基于数据驱动与知识驱动方法的可再生能源并网系统在线振荡稳定性评估

The increasing integration of renewable energy sources into power networks has elevated the risks of wideband oscillations (WBOs) in modern power systems. Unfortunately, the black/grey-box challenges inherent to renewable energy units (REUs) constrain our ability to effectively address these WBOs. Although impedance measurement or vector fitting methods theoretically offer insights into black/grey-box models, their practical implementations encounter difficulties in real-time online stability assessment. To tackle this problem, a combined data-driven and knowledge-driven method is proposed in this paper to realize the real-time online oscillatory stability assessment of renewable energy integrated systems. Firstly, a data-driven approach is leveraged to develop artificial neural network (ANN)-based wideband impedance identification models (WIIMs) specifically for REUs. Secondly, the real-time wideband impedances of renewable power plants (RPPs) can be obtained online by employing the trained ANN-based WIIMs of REUs, along with physical topology information of RPPs and steady-state operating points of REUs.
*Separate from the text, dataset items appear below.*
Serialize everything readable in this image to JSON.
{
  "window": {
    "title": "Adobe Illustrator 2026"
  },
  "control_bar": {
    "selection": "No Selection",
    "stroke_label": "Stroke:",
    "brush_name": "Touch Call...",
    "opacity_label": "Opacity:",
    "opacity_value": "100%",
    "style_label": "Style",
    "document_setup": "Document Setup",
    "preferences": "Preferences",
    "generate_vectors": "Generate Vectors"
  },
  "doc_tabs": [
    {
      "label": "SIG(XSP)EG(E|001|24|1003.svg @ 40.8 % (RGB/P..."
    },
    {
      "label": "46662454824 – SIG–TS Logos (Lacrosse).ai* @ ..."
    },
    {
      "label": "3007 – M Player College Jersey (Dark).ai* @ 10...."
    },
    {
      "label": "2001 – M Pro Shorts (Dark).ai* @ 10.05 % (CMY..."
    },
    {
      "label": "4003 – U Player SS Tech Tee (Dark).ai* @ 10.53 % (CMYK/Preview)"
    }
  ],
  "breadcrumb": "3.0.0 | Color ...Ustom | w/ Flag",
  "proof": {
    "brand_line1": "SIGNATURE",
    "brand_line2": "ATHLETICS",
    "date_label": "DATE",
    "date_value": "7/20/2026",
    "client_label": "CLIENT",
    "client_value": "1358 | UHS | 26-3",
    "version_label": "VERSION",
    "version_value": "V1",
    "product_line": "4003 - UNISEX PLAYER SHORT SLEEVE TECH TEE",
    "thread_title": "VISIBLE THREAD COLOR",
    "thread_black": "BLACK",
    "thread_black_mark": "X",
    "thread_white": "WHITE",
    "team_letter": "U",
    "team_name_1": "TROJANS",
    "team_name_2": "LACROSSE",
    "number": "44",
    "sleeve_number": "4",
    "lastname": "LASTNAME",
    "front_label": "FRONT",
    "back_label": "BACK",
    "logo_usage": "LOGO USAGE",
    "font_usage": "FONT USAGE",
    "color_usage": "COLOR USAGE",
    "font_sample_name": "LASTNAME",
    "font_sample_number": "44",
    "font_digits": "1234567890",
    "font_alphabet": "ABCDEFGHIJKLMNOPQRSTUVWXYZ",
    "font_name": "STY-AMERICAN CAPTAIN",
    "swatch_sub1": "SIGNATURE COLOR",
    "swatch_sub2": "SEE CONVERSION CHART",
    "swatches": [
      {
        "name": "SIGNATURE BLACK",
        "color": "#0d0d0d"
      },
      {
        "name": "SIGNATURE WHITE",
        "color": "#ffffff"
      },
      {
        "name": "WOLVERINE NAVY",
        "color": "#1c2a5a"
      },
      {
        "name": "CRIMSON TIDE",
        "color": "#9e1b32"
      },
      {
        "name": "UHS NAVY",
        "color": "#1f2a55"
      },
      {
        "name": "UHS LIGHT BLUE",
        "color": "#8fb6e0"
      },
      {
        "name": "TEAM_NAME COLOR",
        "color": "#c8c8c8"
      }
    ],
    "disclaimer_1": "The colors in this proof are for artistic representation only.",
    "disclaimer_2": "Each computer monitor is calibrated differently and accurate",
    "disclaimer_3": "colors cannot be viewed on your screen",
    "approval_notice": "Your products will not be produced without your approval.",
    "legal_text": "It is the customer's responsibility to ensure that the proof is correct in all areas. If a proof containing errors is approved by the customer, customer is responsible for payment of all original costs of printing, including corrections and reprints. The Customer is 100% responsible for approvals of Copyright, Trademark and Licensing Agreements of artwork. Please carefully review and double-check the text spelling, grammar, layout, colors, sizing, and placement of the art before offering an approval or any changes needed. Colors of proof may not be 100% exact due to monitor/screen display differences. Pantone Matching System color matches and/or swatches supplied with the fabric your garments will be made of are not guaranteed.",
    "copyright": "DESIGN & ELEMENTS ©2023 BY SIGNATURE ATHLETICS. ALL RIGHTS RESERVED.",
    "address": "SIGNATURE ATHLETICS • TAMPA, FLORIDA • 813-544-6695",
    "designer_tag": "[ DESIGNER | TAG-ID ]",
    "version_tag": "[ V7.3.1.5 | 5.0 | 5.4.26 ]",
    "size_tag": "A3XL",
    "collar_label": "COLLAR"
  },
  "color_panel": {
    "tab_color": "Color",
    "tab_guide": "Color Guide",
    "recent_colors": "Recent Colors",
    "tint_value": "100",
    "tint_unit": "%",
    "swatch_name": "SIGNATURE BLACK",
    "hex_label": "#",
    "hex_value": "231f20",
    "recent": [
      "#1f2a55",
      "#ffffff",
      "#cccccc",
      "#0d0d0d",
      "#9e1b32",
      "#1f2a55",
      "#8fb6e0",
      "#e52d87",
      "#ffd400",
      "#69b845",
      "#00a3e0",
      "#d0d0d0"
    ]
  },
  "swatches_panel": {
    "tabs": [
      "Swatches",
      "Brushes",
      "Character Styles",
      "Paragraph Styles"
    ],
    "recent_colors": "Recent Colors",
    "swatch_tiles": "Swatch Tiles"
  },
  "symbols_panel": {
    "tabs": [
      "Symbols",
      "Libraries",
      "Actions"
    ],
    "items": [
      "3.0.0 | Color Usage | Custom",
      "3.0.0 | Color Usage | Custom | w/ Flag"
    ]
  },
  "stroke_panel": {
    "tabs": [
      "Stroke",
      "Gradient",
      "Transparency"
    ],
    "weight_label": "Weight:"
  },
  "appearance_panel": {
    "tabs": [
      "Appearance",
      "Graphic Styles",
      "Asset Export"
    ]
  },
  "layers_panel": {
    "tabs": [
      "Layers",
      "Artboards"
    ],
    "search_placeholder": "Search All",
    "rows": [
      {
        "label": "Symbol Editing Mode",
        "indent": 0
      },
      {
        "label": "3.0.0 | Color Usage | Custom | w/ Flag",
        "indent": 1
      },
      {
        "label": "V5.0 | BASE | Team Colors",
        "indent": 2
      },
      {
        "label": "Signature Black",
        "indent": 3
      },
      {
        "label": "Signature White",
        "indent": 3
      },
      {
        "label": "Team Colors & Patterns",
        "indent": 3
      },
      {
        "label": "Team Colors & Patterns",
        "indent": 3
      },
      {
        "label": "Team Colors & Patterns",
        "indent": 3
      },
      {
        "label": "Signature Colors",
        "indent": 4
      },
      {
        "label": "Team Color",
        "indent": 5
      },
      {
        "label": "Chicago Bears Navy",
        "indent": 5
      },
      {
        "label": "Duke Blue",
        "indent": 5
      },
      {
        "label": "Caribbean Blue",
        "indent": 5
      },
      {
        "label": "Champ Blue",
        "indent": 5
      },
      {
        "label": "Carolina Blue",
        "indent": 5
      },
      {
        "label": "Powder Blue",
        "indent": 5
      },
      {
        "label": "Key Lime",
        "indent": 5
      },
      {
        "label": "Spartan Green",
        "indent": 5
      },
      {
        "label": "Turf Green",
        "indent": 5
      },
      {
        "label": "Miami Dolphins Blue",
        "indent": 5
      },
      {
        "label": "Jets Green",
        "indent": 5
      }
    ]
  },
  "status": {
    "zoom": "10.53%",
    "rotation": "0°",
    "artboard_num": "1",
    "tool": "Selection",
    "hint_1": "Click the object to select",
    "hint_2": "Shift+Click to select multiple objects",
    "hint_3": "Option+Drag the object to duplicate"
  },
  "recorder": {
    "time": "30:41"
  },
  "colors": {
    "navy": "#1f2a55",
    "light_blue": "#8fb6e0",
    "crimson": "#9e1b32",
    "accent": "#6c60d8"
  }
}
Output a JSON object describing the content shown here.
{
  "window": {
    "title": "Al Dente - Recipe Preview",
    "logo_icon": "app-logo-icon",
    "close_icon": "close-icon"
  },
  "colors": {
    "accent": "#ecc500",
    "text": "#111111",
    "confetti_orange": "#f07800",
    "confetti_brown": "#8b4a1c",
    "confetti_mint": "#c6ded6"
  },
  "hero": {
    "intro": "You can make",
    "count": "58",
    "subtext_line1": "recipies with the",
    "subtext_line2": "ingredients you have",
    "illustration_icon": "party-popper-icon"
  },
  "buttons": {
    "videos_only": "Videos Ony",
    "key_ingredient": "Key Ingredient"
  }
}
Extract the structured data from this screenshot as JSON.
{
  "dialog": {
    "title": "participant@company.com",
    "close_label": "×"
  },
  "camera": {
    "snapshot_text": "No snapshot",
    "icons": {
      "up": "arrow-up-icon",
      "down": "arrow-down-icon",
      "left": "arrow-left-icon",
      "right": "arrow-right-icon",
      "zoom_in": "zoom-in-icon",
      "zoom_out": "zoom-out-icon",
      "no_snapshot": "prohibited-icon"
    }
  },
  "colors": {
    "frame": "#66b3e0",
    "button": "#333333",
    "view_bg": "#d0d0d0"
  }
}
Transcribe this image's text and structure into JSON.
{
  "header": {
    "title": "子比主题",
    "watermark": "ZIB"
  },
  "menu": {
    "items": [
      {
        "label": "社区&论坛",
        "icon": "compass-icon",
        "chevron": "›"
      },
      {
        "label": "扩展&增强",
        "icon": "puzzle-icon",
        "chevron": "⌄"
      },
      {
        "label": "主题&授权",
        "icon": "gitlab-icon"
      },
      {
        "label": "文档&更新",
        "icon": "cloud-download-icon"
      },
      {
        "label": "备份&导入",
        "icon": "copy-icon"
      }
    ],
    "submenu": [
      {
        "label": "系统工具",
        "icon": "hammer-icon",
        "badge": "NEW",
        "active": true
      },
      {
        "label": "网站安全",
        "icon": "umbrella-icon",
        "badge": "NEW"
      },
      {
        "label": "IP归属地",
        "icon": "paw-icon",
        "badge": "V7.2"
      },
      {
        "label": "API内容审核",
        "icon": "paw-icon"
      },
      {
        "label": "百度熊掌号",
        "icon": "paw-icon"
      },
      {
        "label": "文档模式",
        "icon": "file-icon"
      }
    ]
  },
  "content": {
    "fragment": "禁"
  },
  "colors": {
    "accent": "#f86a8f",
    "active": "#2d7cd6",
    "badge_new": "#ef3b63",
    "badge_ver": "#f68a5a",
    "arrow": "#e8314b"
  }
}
Subsequently, a practical online oscillatory stability assessment method for complex renewable energy integrated systems is proposed based on the online impedance data of RPPs and other elements in the power systems such as synchronous generator, energy storage system and so on. Finally, a case study of a simplified actual renewable energy integrated system in China is carried out to demonstrate the effectiveness of the proposed method in PSCAD/EMTDC.